Olivia tugged at her scarf again. “I suppose that’s part of the problem. I didn’t have too many. I met Mike when I was nineteen.”
“No first date horror stories then.”
“But no fairy tales either,” Olivia said. She looked down at her hands then, as though she were seeing something for the first time. “I did have one absolutely magical first date.”
“Do tell.”
“His name is Jake. And there was no awkward conversation. We talked for hours one night. He kept asking me questions and told me he wanted to know a hundred things about me. It was like I was the center of his world.”
“Heady stuff.”
“And every time I tried to ask him a question, he’d just say, ‘No. I want to know about you.’”
“Sounds l
ike you liked him.”
“I do.”
“You do?”
“Yes. I liked him that first night we met when I was in college, and I liked him again on the night we reconnected.”
“When was that?”
Olivia brought her palms together, gathering strength from the touch of her own warm skin, and said, “It just happened recently, Nancy. It’s a man I met, well reconnected with, online.”
“You went on a date? Online?” Nancy scratched at the corner of her eye.
Olivia gave a small nod.
“You’re not actually supposed to do that when you’re married. Did you miss that part in the rulebook?”
“I’m sort of making up my own rulebook,” Olivia said weakly.
“Is something really going on?” Nancy dropped her chin and her eyes lost all their warmth.
“I’m falling for him. We talk nearly every night. Sometimes till one or two in the morning. We discuss everything. Our lives. Our families. Our hopes.”
“He has a family, too?”
“Yes. He’s married with two kids.”
“How old?”
“They’re younger. Seventh and fourth grade.”

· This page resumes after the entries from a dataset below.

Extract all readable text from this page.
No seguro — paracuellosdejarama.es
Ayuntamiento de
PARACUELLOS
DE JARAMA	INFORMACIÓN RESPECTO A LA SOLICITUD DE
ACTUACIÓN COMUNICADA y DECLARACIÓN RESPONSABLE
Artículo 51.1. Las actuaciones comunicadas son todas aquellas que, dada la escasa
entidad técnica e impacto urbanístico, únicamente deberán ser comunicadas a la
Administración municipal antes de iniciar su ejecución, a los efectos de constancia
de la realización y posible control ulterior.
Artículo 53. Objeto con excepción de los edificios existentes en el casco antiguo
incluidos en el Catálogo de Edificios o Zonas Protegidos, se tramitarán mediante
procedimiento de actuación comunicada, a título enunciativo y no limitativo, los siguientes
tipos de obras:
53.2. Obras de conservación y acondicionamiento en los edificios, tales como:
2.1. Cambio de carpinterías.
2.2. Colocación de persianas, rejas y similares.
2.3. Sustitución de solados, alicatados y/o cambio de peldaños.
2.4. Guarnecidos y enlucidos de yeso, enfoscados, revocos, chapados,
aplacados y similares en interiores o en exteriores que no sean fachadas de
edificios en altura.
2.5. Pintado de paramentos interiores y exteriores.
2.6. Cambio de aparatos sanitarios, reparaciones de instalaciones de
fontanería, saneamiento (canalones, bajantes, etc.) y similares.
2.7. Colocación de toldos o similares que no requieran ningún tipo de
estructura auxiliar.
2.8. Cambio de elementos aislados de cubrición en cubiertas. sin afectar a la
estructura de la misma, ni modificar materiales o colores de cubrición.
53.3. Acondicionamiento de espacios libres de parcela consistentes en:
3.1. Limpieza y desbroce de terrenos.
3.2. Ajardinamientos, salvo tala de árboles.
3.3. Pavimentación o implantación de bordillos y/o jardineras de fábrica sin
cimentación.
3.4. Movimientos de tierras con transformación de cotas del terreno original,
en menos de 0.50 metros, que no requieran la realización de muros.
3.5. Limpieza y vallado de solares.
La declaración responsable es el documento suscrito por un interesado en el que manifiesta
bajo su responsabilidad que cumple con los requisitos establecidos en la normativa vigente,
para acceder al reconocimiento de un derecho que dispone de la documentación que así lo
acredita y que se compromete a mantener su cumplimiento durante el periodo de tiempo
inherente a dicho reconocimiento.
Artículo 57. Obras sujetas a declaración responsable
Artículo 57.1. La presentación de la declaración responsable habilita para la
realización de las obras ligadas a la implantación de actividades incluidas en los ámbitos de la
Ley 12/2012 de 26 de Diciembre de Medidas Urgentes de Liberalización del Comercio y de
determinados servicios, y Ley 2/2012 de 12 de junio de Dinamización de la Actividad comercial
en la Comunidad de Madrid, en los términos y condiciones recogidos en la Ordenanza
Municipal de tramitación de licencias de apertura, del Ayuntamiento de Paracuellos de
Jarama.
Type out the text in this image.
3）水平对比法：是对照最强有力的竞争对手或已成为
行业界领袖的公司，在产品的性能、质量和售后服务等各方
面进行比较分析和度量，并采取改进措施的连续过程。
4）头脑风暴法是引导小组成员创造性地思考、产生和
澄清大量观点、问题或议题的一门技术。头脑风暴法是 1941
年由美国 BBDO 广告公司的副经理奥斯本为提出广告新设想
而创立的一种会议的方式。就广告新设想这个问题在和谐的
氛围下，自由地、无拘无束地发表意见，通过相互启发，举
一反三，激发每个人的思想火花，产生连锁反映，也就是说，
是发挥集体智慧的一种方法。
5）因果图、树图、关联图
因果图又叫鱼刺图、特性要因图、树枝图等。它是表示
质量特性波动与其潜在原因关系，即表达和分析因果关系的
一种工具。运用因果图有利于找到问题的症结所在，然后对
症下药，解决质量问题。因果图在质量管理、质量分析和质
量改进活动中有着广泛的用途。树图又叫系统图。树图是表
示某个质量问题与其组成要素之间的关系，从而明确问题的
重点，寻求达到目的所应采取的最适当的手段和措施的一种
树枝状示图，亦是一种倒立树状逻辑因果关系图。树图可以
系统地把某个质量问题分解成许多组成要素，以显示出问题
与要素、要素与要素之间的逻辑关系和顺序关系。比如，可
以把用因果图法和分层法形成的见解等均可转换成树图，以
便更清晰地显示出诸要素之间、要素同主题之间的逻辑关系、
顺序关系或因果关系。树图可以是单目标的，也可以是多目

“I know things with Mike haven’t been great. But, Olivia. An affair?”
“Well.” She bit at her finger. “Online. Yes.”
“Does Mike know?”
“Sometimes I think he suspects, but he’s never said anything specifically.”

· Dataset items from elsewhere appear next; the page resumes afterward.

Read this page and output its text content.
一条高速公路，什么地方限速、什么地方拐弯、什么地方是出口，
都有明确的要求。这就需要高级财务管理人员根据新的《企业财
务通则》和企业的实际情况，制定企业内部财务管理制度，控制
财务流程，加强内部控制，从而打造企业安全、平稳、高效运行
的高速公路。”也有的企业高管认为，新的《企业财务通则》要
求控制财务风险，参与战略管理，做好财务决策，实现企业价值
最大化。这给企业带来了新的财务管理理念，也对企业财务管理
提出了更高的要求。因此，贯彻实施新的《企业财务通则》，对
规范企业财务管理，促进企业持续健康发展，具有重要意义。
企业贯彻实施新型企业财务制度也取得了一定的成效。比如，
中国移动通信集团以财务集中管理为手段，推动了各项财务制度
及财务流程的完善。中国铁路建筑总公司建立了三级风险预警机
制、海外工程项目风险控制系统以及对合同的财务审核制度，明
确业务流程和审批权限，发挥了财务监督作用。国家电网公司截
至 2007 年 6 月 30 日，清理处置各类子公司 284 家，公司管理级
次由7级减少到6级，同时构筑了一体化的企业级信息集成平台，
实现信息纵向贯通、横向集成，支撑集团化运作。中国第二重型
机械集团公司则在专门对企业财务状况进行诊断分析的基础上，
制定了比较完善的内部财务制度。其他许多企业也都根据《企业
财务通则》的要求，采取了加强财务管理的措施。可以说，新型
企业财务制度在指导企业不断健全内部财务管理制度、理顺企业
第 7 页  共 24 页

“What do you know about his wife?” Nancy asked.
“Not much. We don’t really discuss her.”
Nancy didn’t speak.
The silence felt suffocating. Olivia picked up the roster and folded it into eighths. “Nancy, do you know what I’d give to walk into my bedroom and want to rip someone’s shirt off rather than just think, it’s been a while, I suppose we should.”
Nancy looked over at the pool. “Daniel’s relay is starting.”
They watched in silence as Daniel prepared to dive in. The lead-off swimmer gave Daniel a small advantage. His teammates cheered him on, but Nancy and Olivia sat quietly. Daniel swam well, but the swimmer two lanes to his right pulled ahead. When the third swimmer on the team dove in, they were in second place, but he quickly fell behind, too. Olivia glanced at Daniel on the pool deck, looking disheartened. Fortunately, Daniel’s anchor caught the closer team. The young man was a strong swimmer and would likely contend for an individual race at state. He easily pulled the team back to second, but couldn’t quite make up the distance to first. Olivia knew Daniel would be fairly pleased with second place, but indifferent about his own performance. She watched him uncertainly as she and Nancy clapped when the team finished.